Similarly, for textual prompts of interactions, first create a model that relates the word embedding to the same 3d modeling and physics interactions.

Obviously much easier said than done.

lostdog · on July 30, 2022

In industry you do see some decomposition into steps to solve problems, and there's lots of research papers that decompose too. It does work to solve problems, but decomposition also has major weaknesses.

First, you have to come up with a good intermediate representation, and that's pretty difficult. Your suggestion of a 3d model is good, but has a lot of complex design choices. Should you use a mesh or voxel representation? What resolution will work? How do you train the upstream model? As your problem gets more and more complex, so does your intermediate representation, and the engineering to get the intermediate representation working correctly become prohibitively difficult.

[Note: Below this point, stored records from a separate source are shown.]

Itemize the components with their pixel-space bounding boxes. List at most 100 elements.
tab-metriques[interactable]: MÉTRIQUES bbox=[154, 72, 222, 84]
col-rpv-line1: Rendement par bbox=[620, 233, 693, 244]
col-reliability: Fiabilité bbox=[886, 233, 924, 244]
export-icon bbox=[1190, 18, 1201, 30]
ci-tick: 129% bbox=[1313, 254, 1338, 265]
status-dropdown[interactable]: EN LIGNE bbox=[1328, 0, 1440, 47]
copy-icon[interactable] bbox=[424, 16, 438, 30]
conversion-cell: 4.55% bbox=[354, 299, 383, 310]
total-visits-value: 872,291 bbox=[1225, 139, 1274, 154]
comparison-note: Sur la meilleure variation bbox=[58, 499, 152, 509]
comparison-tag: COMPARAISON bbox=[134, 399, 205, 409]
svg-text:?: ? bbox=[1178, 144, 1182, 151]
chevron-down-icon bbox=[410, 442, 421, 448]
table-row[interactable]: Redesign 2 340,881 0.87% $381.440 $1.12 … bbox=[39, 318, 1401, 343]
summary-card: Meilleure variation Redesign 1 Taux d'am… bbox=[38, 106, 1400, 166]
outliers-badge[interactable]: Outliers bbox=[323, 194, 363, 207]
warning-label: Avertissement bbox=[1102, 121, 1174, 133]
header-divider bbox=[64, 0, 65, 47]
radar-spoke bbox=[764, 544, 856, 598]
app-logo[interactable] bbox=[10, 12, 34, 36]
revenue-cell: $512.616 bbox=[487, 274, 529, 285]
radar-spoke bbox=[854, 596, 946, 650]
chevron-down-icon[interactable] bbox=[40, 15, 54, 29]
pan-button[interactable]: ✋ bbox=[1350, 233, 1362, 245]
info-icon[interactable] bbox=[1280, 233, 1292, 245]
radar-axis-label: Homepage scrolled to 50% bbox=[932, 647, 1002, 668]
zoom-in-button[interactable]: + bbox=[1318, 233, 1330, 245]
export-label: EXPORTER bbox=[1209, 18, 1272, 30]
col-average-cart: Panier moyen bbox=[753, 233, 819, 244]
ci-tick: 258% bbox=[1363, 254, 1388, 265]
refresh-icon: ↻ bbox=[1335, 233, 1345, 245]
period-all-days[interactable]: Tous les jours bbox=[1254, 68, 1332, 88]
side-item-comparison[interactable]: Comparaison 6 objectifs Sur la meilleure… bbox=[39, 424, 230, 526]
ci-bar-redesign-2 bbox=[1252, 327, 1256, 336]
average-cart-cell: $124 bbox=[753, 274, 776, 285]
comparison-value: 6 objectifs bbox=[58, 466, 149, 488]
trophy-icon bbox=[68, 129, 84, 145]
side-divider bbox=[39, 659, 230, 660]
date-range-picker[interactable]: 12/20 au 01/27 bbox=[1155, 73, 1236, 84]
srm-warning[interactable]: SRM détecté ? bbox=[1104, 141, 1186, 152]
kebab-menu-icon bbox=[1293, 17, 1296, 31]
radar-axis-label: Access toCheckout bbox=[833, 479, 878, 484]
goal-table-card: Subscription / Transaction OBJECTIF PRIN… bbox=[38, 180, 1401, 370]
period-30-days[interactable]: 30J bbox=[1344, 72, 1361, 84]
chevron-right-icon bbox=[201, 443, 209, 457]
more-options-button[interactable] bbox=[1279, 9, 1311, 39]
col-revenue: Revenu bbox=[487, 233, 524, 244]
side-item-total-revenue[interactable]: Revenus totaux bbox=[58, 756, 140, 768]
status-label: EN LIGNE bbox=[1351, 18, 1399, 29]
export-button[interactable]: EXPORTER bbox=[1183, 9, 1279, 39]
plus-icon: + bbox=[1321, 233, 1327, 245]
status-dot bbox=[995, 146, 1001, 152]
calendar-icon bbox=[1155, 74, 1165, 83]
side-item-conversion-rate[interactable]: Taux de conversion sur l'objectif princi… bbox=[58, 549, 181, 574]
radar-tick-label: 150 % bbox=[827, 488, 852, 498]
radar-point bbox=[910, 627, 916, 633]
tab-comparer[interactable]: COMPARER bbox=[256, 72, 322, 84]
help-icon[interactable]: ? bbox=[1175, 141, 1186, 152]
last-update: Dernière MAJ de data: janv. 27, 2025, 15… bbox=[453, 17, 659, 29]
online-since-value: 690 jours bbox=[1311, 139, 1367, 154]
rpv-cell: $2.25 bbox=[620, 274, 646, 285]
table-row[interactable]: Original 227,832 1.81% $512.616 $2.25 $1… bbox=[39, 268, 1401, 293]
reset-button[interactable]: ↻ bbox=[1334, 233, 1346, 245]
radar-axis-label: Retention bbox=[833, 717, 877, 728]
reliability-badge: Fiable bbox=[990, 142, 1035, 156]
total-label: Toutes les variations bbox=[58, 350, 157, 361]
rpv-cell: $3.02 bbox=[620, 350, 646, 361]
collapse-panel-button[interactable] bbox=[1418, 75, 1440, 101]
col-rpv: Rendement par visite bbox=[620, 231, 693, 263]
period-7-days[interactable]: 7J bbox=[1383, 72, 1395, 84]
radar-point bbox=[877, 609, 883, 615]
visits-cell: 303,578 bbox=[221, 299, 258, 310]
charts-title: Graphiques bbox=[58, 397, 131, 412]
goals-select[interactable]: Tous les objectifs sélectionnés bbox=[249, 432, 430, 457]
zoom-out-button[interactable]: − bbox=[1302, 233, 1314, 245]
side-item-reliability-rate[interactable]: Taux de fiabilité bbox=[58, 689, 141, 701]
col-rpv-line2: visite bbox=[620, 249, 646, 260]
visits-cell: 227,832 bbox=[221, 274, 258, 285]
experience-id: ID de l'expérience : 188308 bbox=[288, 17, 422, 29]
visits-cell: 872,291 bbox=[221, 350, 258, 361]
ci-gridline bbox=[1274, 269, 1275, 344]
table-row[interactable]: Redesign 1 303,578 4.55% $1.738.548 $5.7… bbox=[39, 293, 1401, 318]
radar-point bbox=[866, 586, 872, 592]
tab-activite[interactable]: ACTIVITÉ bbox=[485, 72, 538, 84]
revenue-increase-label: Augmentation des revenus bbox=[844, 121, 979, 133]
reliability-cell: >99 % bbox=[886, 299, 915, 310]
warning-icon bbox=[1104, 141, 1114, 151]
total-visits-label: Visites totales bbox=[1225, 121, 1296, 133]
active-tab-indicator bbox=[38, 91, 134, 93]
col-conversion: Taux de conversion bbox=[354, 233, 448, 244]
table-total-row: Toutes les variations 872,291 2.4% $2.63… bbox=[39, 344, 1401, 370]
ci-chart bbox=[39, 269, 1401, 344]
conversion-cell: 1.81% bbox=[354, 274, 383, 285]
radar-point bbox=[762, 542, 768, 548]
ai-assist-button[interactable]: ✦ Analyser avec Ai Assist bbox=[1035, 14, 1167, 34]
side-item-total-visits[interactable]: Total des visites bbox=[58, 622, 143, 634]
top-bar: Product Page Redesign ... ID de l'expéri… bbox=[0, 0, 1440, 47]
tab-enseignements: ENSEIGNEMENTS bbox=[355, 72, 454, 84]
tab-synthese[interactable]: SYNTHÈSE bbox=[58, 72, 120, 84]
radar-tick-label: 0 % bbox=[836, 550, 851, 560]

But we're not done yet! So now you've got an intermediate representation, a net that produces it, and a net that consumes it. Maybe your current results aren't good enough to publish, so you spend some time optimizing the upstream model. You take a few weeks and make massive improvements on the accuracy. Great! Right? But then you plug your improved upstream model into the system and get no change in overall performance. Turns out that your intermediate output got better, but in a way that doesn't matter to the task. Now you get to spend a month guessing how to tune your intermediate loss so a trained upstream model does improve end-to-end performance.

So yeah, decomposing the problem is often what you need to do in practice, but there's a reason that many researchers are trying to work on more scalable end-to-end approaches. It's very very difficult to answer both "What intermediate representation carries the information to perform this task," and "Which aspect of the intermediate representation is most important to optimize?"

It's especially difficult in the area the blog post is about, "unstructured robotics." You can't focus your representation on certain types of objects. The representation needs to somehow capture disparate things like "The drill bit must go near the screw," "This is the squishy part," and "This is attached with a hinge." Now you need to program some type of model that can describe everything possible in the world, and no amount of OOP courses will help you.

There is a 3rd way, which doesn't work quite yet: Do unsupervised/self-supervised training of the world model, with a representation that's just a bag of floats. Maybe you can learn a world model that's informative enough that you can plug any sort of goal in and get good results. It's still unclear whether this will beat out an end-to-end system, so there's more research to be done.

ilaksh · on July 30, 2022

I wasn't trying to suggest that there wasn't end-to-end training. Just that it was based on those models that were subsets of the problem first.

As far as "the drill bit must go near the screw", my idea is maybe there is a representation of 3d geometry, an attached representation of physics interactions, another understanding of types of shapes, another level of drills versus screws.

You don't program it, you train it end to end to reproduce the scenarios, but based on those modules.

I'm not saying it's easy or practical for most projects to do all of that from scratch. But to ke it seems like a sensible program.

As far as voxels versus mesh, I actually think somehow you want it to understand surfaces and high level shapes. Again a pretty big ask.

But the basic concept is that we know these are all important semantic categories and if we can create some modules that encapsulate the understanding then we can get more accurate and more efficient reconstruction.